Liensinine induces autophagosome accumulation. (a) A549, H520, and SPC-A1 cells were treated with the indicated concentrations of liensinine for 48h, and Western blot assays demonstrated the LC3B expression. (b–c) LC3B puncta were observed by confocal laser microscopy after staining with LC3B antibody, and autophagic vacuoles were calculated. Scale bars: 10 μm. (d–e) A549 cells were treated with liensinine with or without Baf.A1 and then detected the LC3B puncta by immunofluorescence. LC3B puncta number per cell was quantified. (f) A549 cells were treated with liensinine with or without Baf.A1, and then Western blot assays demonstrated the LC3B expression. (g–h) A549 and H520 cells were treated with liensinine as indicated concentrations and then stained with SQSTM1 antibody. SQSTM1 puncta number per cell was quantified. Scale bars: 10 μm. Three independent experiments were performed. The results were shown as means ± SD, ^∗P < 0.05, ^∗∗∗∗P < 0.0001.

Figure 5

Liensinine blocks autophagic flux. (a–b) A549 and SPC-A1 cells transfected with mRFP-GFP-LC3 virus were treated with EBSS, Baf.A1(100 nm), or liensinine (20 μM), and observed by confocal microscopy. The percentage of GFP in mRFP signals was calculated.
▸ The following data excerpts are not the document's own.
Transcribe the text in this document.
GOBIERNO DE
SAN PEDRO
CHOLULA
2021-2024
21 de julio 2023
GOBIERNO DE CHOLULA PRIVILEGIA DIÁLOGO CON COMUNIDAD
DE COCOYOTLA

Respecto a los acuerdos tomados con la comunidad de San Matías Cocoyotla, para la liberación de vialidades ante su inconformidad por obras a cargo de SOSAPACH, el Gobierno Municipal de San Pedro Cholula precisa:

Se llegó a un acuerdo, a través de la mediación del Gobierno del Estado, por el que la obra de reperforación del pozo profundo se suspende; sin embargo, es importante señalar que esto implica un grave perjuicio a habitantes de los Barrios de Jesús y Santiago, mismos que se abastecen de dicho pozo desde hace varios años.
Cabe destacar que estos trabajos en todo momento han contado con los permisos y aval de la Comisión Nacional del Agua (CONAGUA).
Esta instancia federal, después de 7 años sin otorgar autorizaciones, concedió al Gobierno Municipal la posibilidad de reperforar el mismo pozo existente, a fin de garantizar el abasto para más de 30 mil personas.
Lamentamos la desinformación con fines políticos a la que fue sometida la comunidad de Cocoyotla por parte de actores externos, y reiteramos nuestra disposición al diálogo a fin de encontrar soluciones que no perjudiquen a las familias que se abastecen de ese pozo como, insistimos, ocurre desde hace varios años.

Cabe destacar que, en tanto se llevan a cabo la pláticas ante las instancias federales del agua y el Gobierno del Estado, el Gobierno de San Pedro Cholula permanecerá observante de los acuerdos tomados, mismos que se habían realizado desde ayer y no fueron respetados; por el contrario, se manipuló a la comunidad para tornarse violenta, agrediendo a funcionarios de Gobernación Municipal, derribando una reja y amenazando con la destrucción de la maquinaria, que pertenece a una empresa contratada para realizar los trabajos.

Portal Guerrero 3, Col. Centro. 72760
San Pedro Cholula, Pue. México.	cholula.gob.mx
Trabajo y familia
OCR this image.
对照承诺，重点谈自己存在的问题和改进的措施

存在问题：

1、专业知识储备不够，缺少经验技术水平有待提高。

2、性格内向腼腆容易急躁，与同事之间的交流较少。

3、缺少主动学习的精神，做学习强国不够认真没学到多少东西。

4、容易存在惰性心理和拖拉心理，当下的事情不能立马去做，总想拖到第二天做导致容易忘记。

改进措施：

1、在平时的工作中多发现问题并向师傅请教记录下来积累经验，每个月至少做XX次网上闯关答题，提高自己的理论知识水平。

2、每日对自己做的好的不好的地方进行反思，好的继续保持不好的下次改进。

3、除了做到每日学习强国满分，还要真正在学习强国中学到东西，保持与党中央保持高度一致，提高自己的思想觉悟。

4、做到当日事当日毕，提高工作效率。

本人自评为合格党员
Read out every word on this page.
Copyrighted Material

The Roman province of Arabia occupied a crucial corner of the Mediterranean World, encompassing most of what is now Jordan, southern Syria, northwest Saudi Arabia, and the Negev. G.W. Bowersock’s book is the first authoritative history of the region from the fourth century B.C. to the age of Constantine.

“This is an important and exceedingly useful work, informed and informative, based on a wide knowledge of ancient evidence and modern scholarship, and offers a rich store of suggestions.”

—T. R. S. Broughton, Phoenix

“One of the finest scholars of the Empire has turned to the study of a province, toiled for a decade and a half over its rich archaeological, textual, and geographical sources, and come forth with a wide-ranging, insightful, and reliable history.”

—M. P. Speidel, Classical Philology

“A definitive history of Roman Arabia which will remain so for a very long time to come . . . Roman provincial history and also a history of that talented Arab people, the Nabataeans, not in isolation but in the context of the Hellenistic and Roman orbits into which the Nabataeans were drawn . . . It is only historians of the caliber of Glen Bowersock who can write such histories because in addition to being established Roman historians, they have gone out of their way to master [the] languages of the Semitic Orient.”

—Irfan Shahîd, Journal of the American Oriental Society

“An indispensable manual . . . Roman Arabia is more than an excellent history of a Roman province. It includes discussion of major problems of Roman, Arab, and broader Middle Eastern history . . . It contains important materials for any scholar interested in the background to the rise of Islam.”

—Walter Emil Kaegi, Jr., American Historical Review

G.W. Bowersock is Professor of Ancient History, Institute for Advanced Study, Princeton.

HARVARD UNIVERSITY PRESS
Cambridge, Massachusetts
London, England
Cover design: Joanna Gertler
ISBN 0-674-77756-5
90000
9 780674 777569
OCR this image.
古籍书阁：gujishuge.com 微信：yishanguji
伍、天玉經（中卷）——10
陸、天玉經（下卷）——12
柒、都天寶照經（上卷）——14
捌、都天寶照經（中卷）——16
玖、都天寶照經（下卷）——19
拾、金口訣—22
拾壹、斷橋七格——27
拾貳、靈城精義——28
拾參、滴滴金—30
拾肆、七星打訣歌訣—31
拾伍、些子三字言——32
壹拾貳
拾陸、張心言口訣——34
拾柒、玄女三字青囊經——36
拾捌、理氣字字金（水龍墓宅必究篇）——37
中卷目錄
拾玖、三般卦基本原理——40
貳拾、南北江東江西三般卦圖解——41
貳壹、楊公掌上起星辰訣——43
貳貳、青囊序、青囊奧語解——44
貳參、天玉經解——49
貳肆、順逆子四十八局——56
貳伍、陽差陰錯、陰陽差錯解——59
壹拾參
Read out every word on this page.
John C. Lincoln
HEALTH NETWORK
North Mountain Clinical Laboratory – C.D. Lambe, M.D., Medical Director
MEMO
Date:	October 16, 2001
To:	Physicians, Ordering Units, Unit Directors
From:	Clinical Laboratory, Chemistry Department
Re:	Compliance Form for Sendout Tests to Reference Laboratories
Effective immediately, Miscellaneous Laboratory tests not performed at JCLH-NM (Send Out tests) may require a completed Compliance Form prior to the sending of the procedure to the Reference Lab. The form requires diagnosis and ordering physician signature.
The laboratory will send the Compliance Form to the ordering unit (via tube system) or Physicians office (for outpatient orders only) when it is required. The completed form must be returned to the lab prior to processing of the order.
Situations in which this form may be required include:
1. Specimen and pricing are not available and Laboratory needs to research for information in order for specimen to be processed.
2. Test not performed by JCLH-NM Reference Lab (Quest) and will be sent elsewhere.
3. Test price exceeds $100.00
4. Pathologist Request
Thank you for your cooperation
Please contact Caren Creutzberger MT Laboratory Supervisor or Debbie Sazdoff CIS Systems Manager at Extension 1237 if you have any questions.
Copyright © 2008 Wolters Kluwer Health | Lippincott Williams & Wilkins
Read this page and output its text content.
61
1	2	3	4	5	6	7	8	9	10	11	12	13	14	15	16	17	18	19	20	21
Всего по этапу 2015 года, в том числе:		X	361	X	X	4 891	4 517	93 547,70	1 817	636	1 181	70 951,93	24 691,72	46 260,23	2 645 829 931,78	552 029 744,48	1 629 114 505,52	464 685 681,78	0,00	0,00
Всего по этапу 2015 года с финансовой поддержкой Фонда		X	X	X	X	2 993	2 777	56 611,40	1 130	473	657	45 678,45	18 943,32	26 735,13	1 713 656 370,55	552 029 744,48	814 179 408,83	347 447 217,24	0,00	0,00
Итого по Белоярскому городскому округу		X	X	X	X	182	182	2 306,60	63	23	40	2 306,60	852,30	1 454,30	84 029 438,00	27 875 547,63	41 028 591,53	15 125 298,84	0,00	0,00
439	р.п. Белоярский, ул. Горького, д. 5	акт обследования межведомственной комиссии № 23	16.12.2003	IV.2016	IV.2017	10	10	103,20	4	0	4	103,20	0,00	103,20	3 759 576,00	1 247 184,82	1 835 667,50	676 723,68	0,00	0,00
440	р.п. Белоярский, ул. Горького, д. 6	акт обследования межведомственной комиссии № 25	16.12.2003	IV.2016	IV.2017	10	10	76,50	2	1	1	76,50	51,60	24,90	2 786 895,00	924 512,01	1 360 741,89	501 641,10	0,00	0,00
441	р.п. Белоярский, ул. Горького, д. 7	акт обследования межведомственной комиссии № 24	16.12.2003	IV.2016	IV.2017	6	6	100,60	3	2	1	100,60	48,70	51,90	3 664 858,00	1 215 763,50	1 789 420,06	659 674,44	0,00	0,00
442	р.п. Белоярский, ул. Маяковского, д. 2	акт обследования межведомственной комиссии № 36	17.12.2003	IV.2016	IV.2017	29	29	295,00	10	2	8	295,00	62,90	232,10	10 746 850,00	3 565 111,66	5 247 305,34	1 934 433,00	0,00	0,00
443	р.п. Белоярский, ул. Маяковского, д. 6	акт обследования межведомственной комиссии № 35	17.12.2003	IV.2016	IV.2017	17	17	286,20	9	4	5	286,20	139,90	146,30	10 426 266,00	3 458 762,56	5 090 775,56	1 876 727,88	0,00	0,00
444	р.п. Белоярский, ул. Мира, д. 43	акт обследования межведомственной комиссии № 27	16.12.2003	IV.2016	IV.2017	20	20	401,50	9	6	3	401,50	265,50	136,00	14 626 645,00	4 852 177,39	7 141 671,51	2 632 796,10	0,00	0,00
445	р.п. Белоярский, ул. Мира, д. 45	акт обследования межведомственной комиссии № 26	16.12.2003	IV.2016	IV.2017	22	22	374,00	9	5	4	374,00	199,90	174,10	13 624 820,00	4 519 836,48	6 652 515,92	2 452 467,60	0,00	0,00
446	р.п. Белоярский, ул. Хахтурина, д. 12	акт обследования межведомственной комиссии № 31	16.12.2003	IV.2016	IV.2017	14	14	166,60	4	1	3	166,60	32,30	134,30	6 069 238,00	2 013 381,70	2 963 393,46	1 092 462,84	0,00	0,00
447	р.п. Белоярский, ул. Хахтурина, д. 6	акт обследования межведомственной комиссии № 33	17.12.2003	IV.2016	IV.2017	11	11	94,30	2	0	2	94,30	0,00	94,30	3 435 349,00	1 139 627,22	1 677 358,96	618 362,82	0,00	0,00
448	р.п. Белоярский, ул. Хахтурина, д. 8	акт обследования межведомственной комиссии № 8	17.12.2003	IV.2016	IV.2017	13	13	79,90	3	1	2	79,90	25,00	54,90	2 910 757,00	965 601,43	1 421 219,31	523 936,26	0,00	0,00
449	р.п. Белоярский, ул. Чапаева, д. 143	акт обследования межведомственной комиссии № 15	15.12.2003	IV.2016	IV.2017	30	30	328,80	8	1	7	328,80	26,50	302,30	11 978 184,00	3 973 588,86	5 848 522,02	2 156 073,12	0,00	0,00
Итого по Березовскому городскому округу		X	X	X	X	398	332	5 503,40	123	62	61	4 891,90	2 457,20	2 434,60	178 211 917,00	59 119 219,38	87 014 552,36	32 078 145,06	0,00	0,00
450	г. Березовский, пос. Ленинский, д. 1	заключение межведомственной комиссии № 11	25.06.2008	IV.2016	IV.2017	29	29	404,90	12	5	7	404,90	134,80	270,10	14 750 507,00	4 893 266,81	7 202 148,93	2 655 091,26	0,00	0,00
Scale bars: 10 μm. (c) A549 and SPC-A1 cells were treated with liensinine as indicated concentrations, and Western blot assays demonstrated the SQSTM1, LAMP1, and LAMP2 expression. Three independent experiments were performed. The results were shown as means ± SD, ns = no significant.

Figure 6

Liensinine reduces mitochondrial bioenergetic activity. (a) A549 and SPC-A1 cells were treated with liensinine as indicated concentrations, and then ATP assay kit was used to evaluate the ATP level. (b-c) A549 and SPC-A1 cells were treated with liensinine as indicated concentrations, and the genomic DNA was extracted and performed LR-PCR and q-PCR to evaluate the mitochondria lesions. Details were shown in methods. (d) A heat map was generated after analysis. The relative expression of metabolites with significant differences was shown in red (upregulation) versus green (downregulation). (e) KEGG pathway analysis for the differential metabolites. (f) A549 and SPC-A1 cells were treated with liensinine as indicated concentrations, and Western blot assays demonstrated the mTOR, p-mTOR, AMPK, p-AMPK, Beclin1, and ULK1 expression. The results were shown as means ± SD, ^∗P < 0.05, ^∗∗P < 0.01, ^∗∗∗P < 0.001, ^∗∗∗∗P < 0.0001.